O Tribunal Superior Eleitoral aprovou, em sessão virtual unânime dos sete ministros, o registro de seis chapas à Presidência da República. O plenário entendeu que as candidaturas analisadas apresentaram a documentação exigida e estão aptas a disputar a eleição. Ao todo, o tribunal recebeu 13 pedidos de registro; sete permanecem pendentes de decisão.
Entre as chapas validadas está a composta por Luiz Inácio Lula da Silva e Geraldo Alckmin (PT-PSB), já confirmada no sistema do TSE. A liberação formal das candidaturas permite que essas chapas avancem em agendas de campanha e na preparação para o horário eleitoral, ainda que contestações judiciais pontuais possam surgir.
O tribunal também determinou a suspensão temporária da campanha de Pablo Marçal (PRTB), atendendo a pedido do Ministério Público Eleitoral. A medida, de efeito imediato, veda participação em debates, no horário gratuito de rádio e TV e em atos públicos, até o julgamento definitivo do registro.
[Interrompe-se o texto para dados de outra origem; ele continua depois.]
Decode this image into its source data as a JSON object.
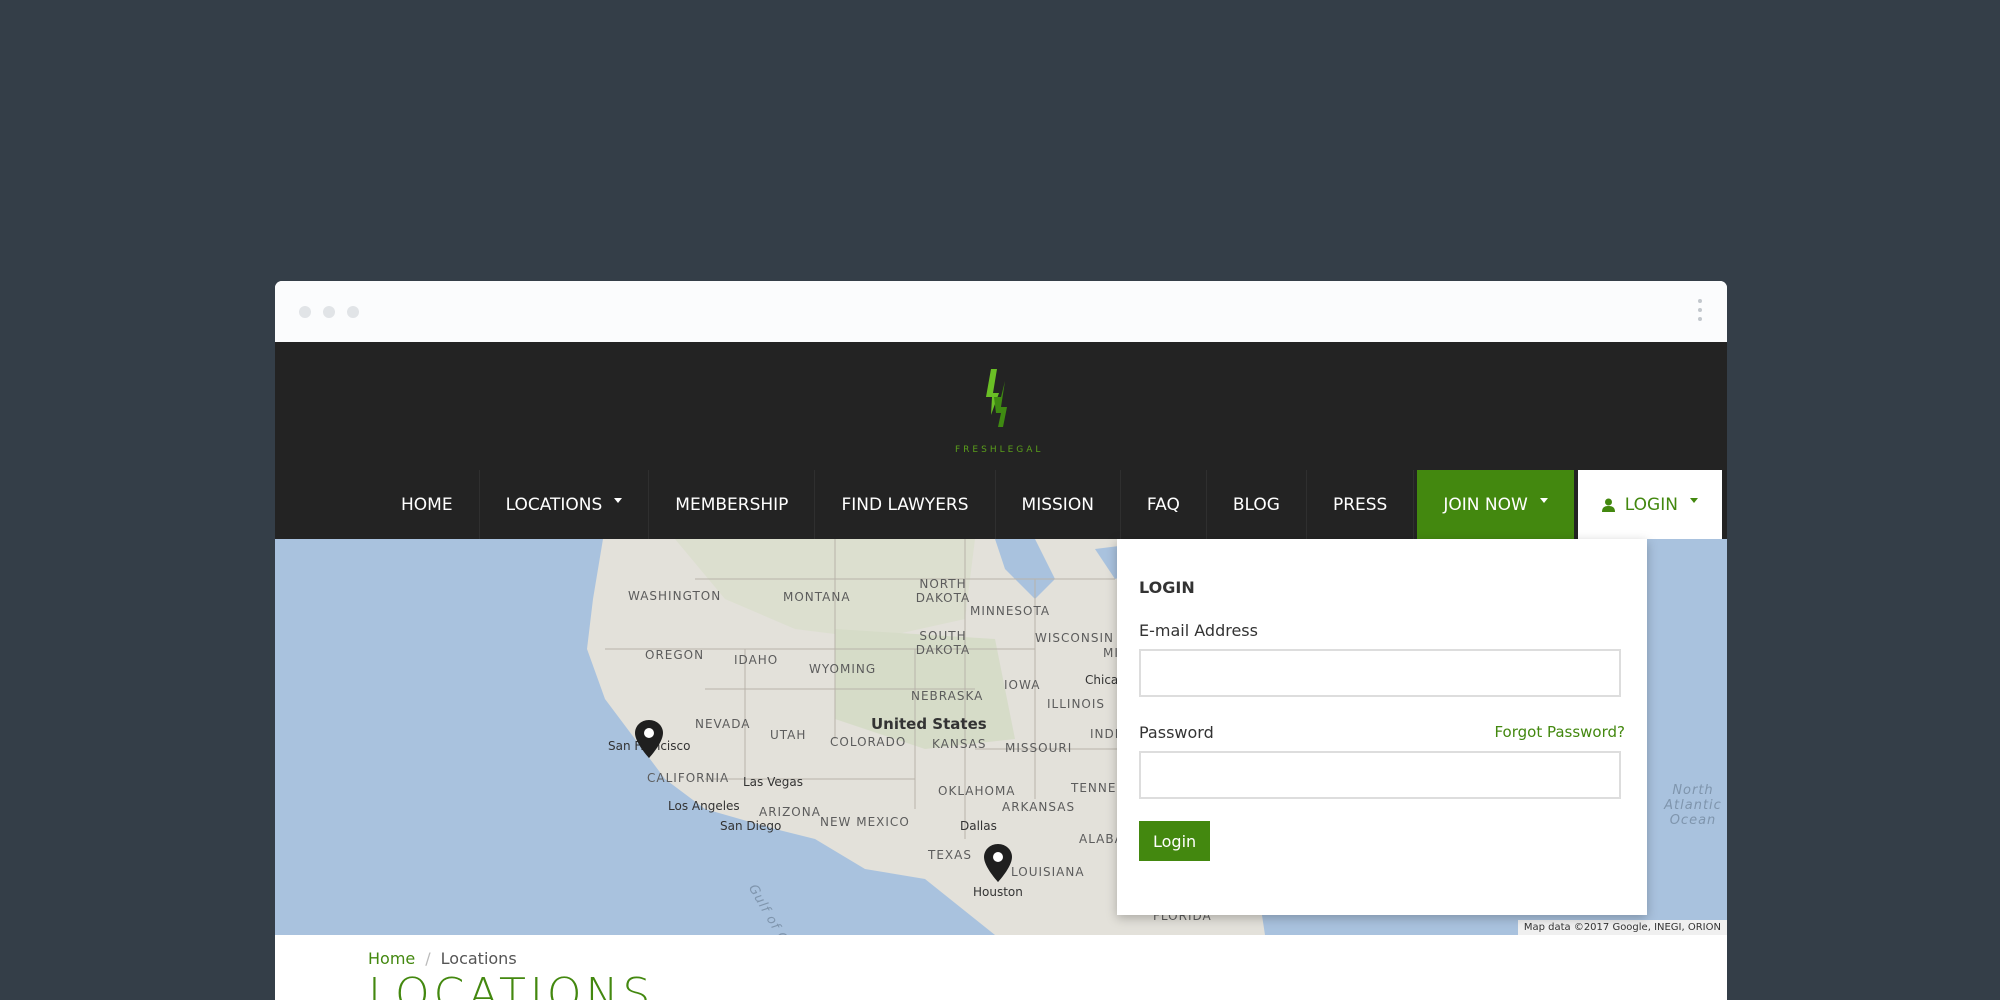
{
  "window": {
    "dots": 3
  },
  "brand": {
    "name": "FRESHLEGAL",
    "accent_color": "#43880f"
  },
  "nav": {
    "items": [
      {
        "label": "HOME"
      },
      {
        "label": "LOCATIONS",
        "has_dropdown": true
      },
      {
        "label": "MEMBERSHIP"
      },
      {
        "label": "FIND LAWYERS"
      },
      {
        "label": "MISSION"
      },
      {
        "label": "FAQ"
      },
      {
        "label": "BLOG"
      },
      {
        "label": "PRESS"
      }
    ],
    "join_label": "JOIN NOW",
    "login_label": "LOGIN"
  },
  "map": {
    "country_label": "United States",
    "states": [
      "WASHINGTON",
      "MONTANA",
      "NORTH DAKOTA",
      "MINNESOTA",
      "OREGON",
      "IDAHO",
      "SOUTH DAKOTA",
      "WISCONSIN",
      "WYOMING",
      "IOWA",
      "NEBRASKA",
      "ILLINOIS",
      "NEVADA",
      "UTAH",
      "COLORADO",
      "KANSAS",
      "MISSOURI",
      "CALIFORNIA",
      "OKLAHOMA",
      "ARIZONA",
      "NEW MEXICO",
      "ARKANSAS",
      "TEXAS",
      "LOUISIANA",
      "TENNES",
      "ALABA",
      "FLORIDA",
      "INDI",
      "MI"
    ],
    "cities": [
      "San Francisco",
      "Las Vegas",
      "Los Angeles",
      "San Diego",
      "Dallas",
      "Houston",
      "Chicago"
    ],
    "ocean_label": "North Atlantic Ocean",
    "gulf_label": "Gulf of Cali",
    "credit": "Map data ©2017 Google, INEGI, ORION"
  },
  "login_panel": {
    "title": "LOGIN",
    "email_label": "E-mail Address",
    "email_value": "",
    "password_label": "Password",
    "password_value": "",
    "forgot_label": "Forgot Password?",
    "submit_label": "Login"
  },
  "breadcrumb": {
    "home": "Home",
    "current": "Locations"
  },
  "page": {
    "title": "LOCATIONS"
  }
}
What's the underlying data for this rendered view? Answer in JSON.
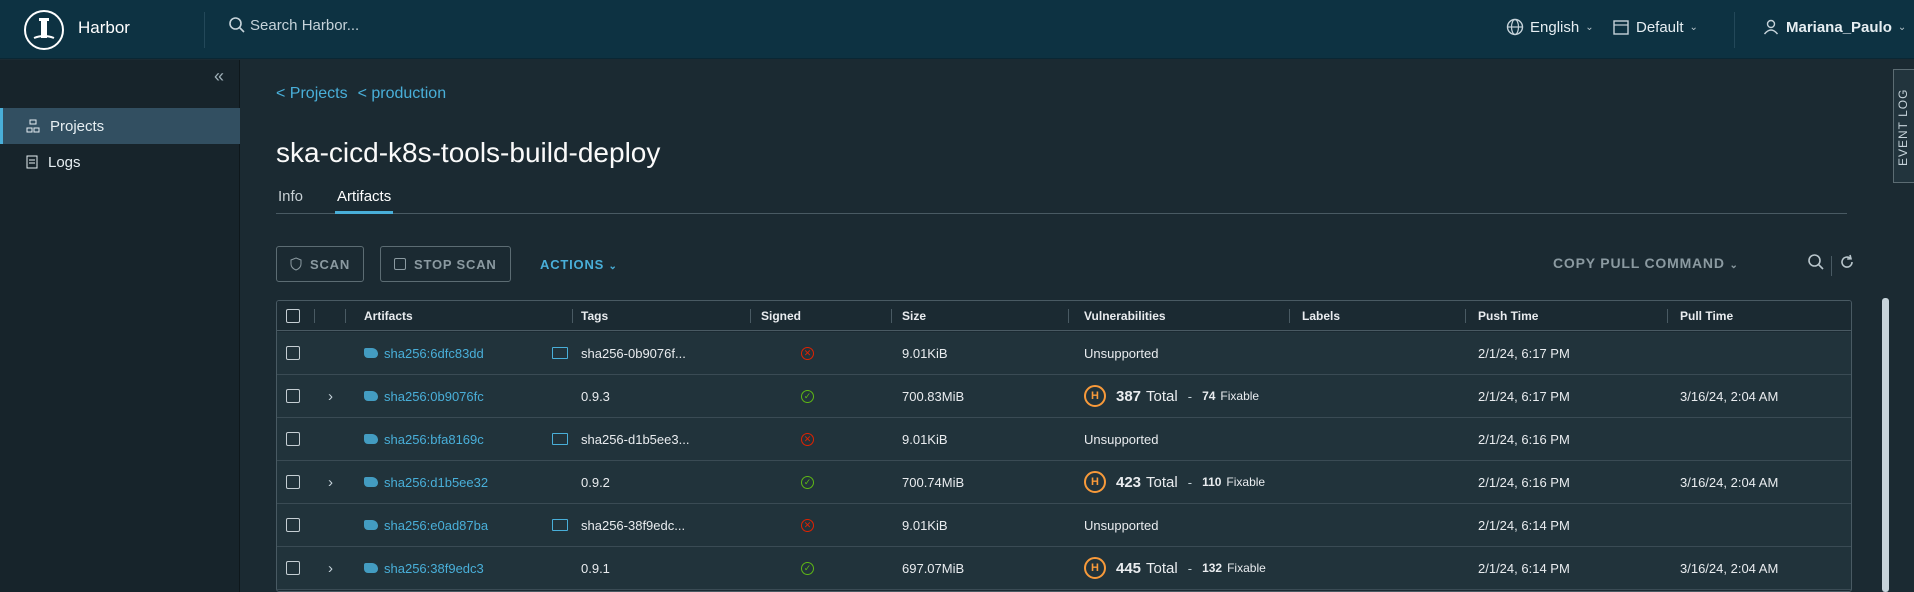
{
  "header": {
    "brand": "Harbor",
    "search_placeholder": "Search Harbor...",
    "language": "English",
    "scheme": "Default",
    "user": "Mariana_Paulo"
  },
  "sidebar": {
    "items": [
      {
        "label": "Projects",
        "active": true
      },
      {
        "label": "Logs",
        "active": false
      }
    ]
  },
  "breadcrumb": {
    "projects": "< Projects",
    "production": "< production"
  },
  "page": {
    "title": "ska-cicd-k8s-tools-build-deploy",
    "tabs": [
      {
        "label": "Info",
        "active": false
      },
      {
        "label": "Artifacts",
        "active": true
      }
    ]
  },
  "toolbar": {
    "scan": "SCAN",
    "stop_scan": "STOP SCAN",
    "actions": "ACTIONS",
    "copy_pull_command": "COPY PULL COMMAND"
  },
  "table": {
    "columns": [
      "Artifacts",
      "Tags",
      "Signed",
      "Size",
      "Vulnerabilities",
      "Labels",
      "Push Time",
      "Pull Time"
    ],
    "rows": [
      {
        "expandable": false,
        "artifact": "sha256:6dfc83dd",
        "folder": true,
        "tags": "sha256-0b9076f...",
        "signed": false,
        "size": "9.01KiB",
        "vuln": {
          "unsupported": "Unsupported"
        },
        "push": "2/1/24, 6:17 PM",
        "pull": ""
      },
      {
        "expandable": true,
        "artifact": "sha256:0b9076fc",
        "folder": false,
        "tags": "0.9.3",
        "signed": true,
        "size": "700.83MiB",
        "vuln": {
          "severity": "H",
          "total": "387",
          "total_label": "Total",
          "fixable": "74",
          "fixable_label": "Fixable"
        },
        "push": "2/1/24, 6:17 PM",
        "pull": "3/16/24, 2:04 AM"
      },
      {
        "expandable": false,
        "artifact": "sha256:bfa8169c",
        "folder": true,
        "tags": "sha256-d1b5ee3...",
        "signed": false,
        "size": "9.01KiB",
        "vuln": {
          "unsupported": "Unsupported"
        },
        "push": "2/1/24, 6:16 PM",
        "pull": ""
      },
      {
        "expandable": true,
        "artifact": "sha256:d1b5ee32",
        "folder": false,
        "tags": "0.9.2",
        "signed": true,
        "size": "700.74MiB",
        "vuln": {
          "severity": "H",
          "total": "423",
          "total_label": "Total",
          "fixable": "110",
          "fixable_label": "Fixable"
        },
        "push": "2/1/24, 6:16 PM",
        "pull": "3/16/24, 2:04 AM"
      },
      {
        "expandable": false,
        "artifact": "sha256:e0ad87ba",
        "folder": true,
        "tags": "sha256-38f9edc...",
        "signed": false,
        "size": "9.01KiB",
        "vuln": {
          "unsupported": "Unsupported"
        },
        "push": "2/1/24, 6:14 PM",
        "pull": ""
      },
      {
        "expandable": true,
        "artifact": "sha256:38f9edc3",
        "folder": false,
        "tags": "0.9.1",
        "signed": true,
        "size": "697.07MiB",
        "vuln": {
          "severity": "H",
          "total": "445",
          "total_label": "Total",
          "fixable": "132",
          "fixable_label": "Fixable"
        },
        "push": "2/1/24, 6:14 PM",
        "pull": "3/16/24, 2:04 AM"
      }
    ]
  },
  "event_log": "EVENT LOG",
  "colors": {
    "accent": "#49afd9",
    "header_bg": "#0d3242",
    "severity_high": "#f89a3a",
    "signed_ok": "#5eb715",
    "signed_no": "#e12200"
  }
}
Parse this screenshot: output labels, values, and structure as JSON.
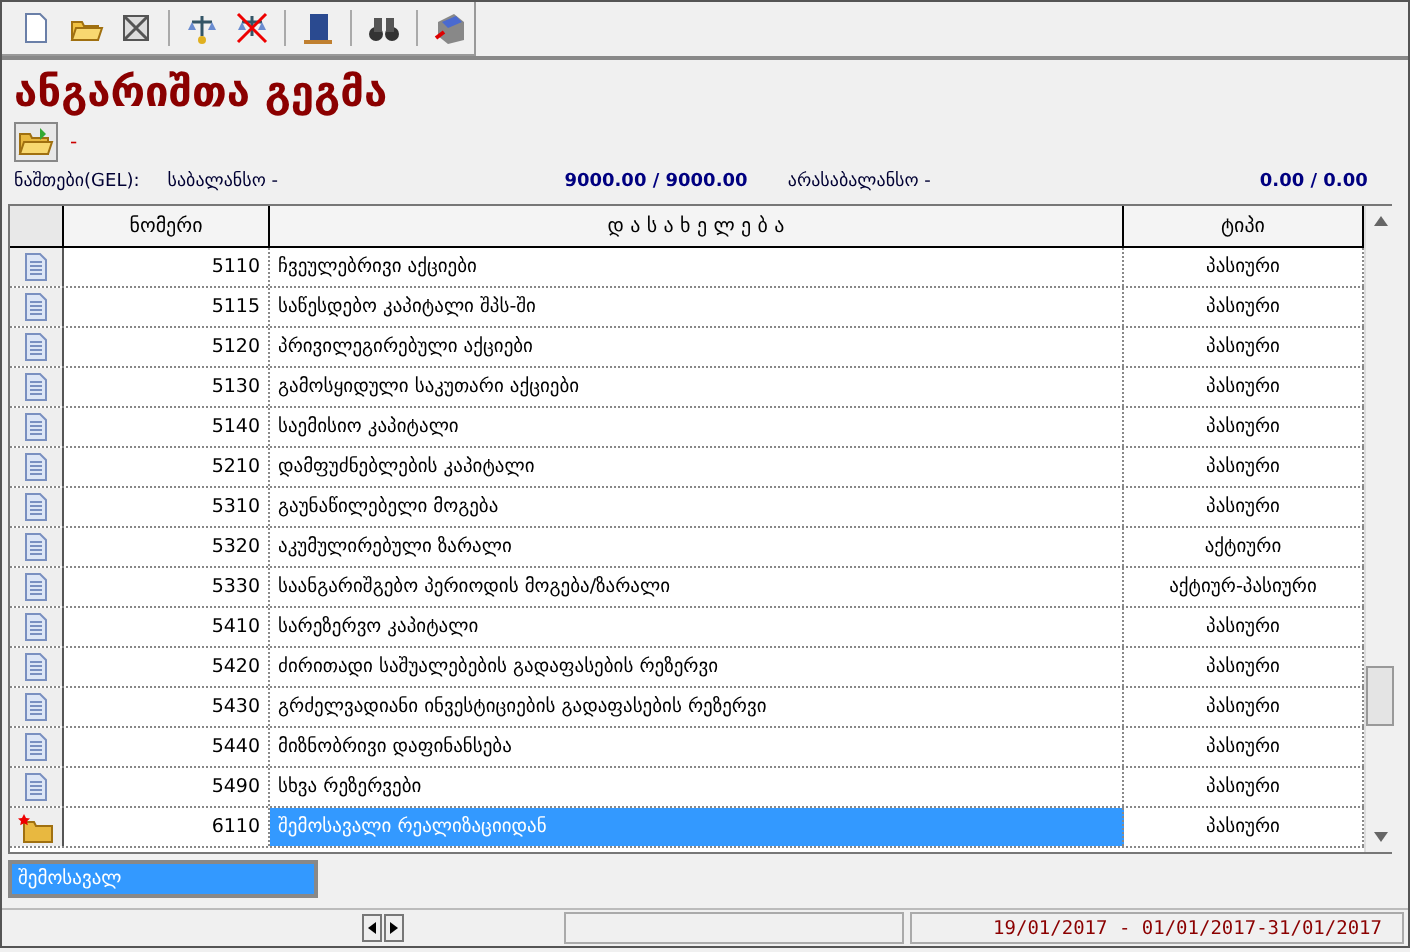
{
  "title": "ანგარიშთა გეგმა",
  "folder_label": "-",
  "balances": {
    "label": "ნაშთები(GEL):",
    "items": [
      {
        "label": "საბალანსო -",
        "value": "9000.00",
        "sep": "/",
        "value2": "9000.00"
      },
      {
        "label": "არასაბალანსო -",
        "value": "0.00",
        "sep": "/",
        "value2": "0.00"
      }
    ]
  },
  "table": {
    "columns": [
      "ნომერი",
      "დ ა ს ა ხ ე ლ ე ბ ა",
      "ტიპი"
    ],
    "rows": [
      {
        "kind": "document",
        "number": "5110",
        "name": "ჩვეულებრივი აქციები",
        "type": "პასიური",
        "selected": false
      },
      {
        "kind": "document",
        "number": "5115",
        "name": "საწესდებო კაპიტალი შპს-ში",
        "type": "პასიური",
        "selected": false
      },
      {
        "kind": "document",
        "number": "5120",
        "name": "პრივილეგირებული აქციები",
        "type": "პასიური",
        "selected": false
      },
      {
        "kind": "document",
        "number": "5130",
        "name": "გამოსყიდული საკუთარი აქციები",
        "type": "პასიური",
        "selected": false
      },
      {
        "kind": "document",
        "number": "5140",
        "name": "საემისიო კაპიტალი",
        "type": "პასიური",
        "selected": false
      },
      {
        "kind": "document",
        "number": "5210",
        "name": "დამფუძნებლების კაპიტალი",
        "type": "პასიური",
        "selected": false
      },
      {
        "kind": "document",
        "number": "5310",
        "name": "გაუნაწილებელი მოგება",
        "type": "პასიური",
        "selected": false
      },
      {
        "kind": "document",
        "number": "5320",
        "name": "აკუმულირებული ზარალი",
        "type": "აქტიური",
        "selected": false
      },
      {
        "kind": "document",
        "number": "5330",
        "name": "საანგარიშგებო პერიოდის მოგება/ზარალი",
        "type": "აქტიურ-პასიური",
        "selected": false
      },
      {
        "kind": "document",
        "number": "5410",
        "name": "სარეზერვო კაპიტალი",
        "type": "პასიური",
        "selected": false
      },
      {
        "kind": "document",
        "number": "5420",
        "name": "ძირითადი საშუალებების გადაფასების რეზერვი",
        "type": "პასიური",
        "selected": false
      },
      {
        "kind": "document",
        "number": "5430",
        "name": "გრძელვადიანი ინვესტიციების გადაფასების რეზერვი",
        "type": "პასიური",
        "selected": false
      },
      {
        "kind": "document",
        "number": "5440",
        "name": "მიზნობრივი დაფინანსება",
        "type": "პასიური",
        "selected": false
      },
      {
        "kind": "document",
        "number": "5490",
        "name": "სხვა რეზერვები",
        "type": "პასიური",
        "selected": false
      },
      {
        "kind": "folder",
        "number": "6110",
        "name": "შემოსავალი რეალიზაციიდან",
        "type": "პასიური",
        "selected": true
      }
    ]
  },
  "bottom_tab": {
    "label": "შემოსავალ",
    "selected": true
  },
  "status_bar": {
    "date": "19/01/2017 - 01/01/2017-31/01/2017"
  }
}
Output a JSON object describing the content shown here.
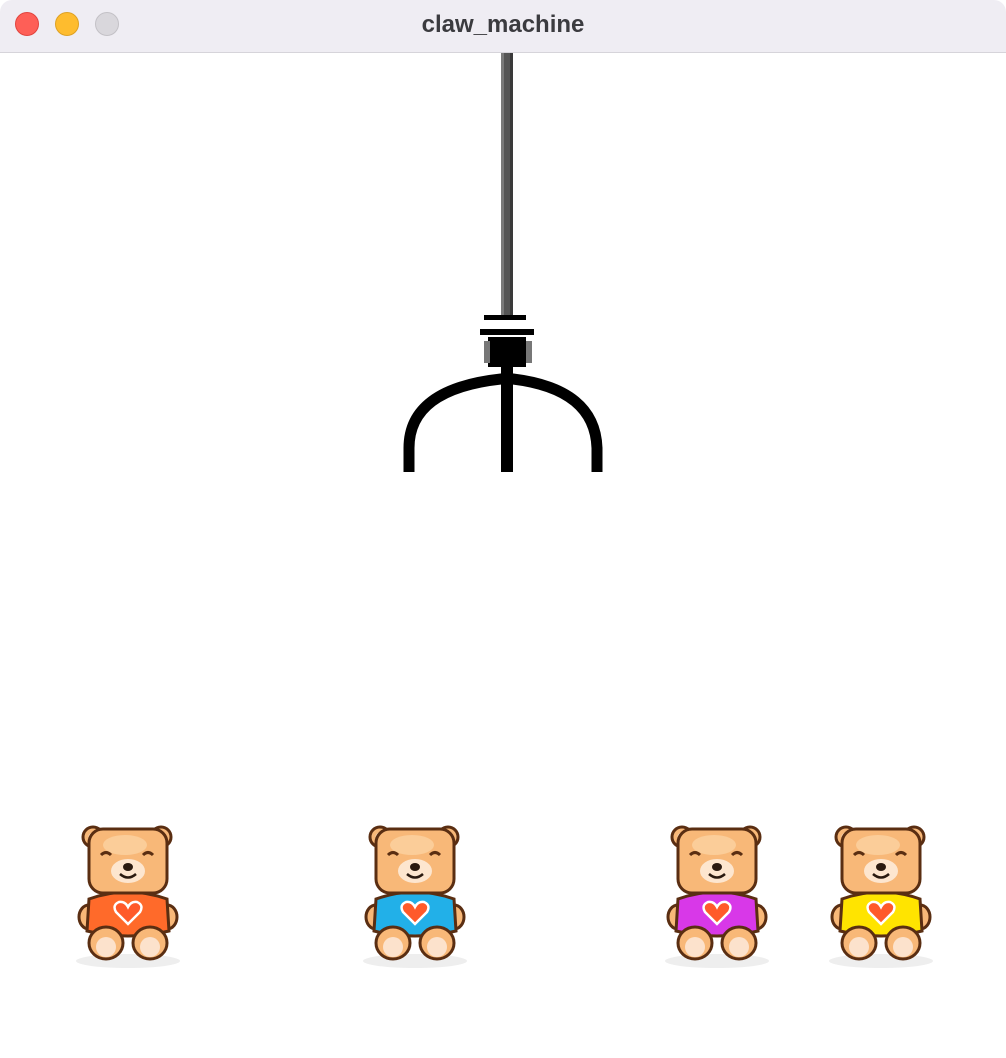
{
  "window": {
    "title": "claw_machine",
    "controls": [
      "close-button",
      "minimize-button",
      "zoom-button"
    ]
  },
  "game": {
    "claw": {
      "state": "open",
      "icon": "claw-icon"
    },
    "prizes": [
      {
        "name": "teddy-bear",
        "shirt_color": "#ff6a2a"
      },
      {
        "name": "teddy-bear",
        "shirt_color": "#22b0e8"
      },
      {
        "name": "teddy-bear",
        "shirt_color": "#d838e8"
      },
      {
        "name": "teddy-bear",
        "shirt_color": "#ffe400"
      }
    ]
  },
  "colors": {
    "close": "#fe5f57",
    "minimize": "#febc2e",
    "zoom": "#d9d7dc",
    "bear_fur": "#f8b878",
    "heart": "#ff5a2a"
  }
}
O MPE sustenta que Marçal é inelegível até 2032 em razão de decisão anterior da Justiça Eleitoral de São Paulo.
A decisão expõe a tensão entre calendário e litígios eleitorais: com o primeiro turno marcado para 4 de outubro e eventual segundo turno em 25 de outubro, o prazo para resolver pendências é curto. A suspensão de candidaturas reduz momentaneamente a fragmentação do pleito, mas amplia a pressão sobre o TSE para decisões rápidas e consistentes que não tragam insegurança jurídica nem prejudiquem a organização do processo eleitoral.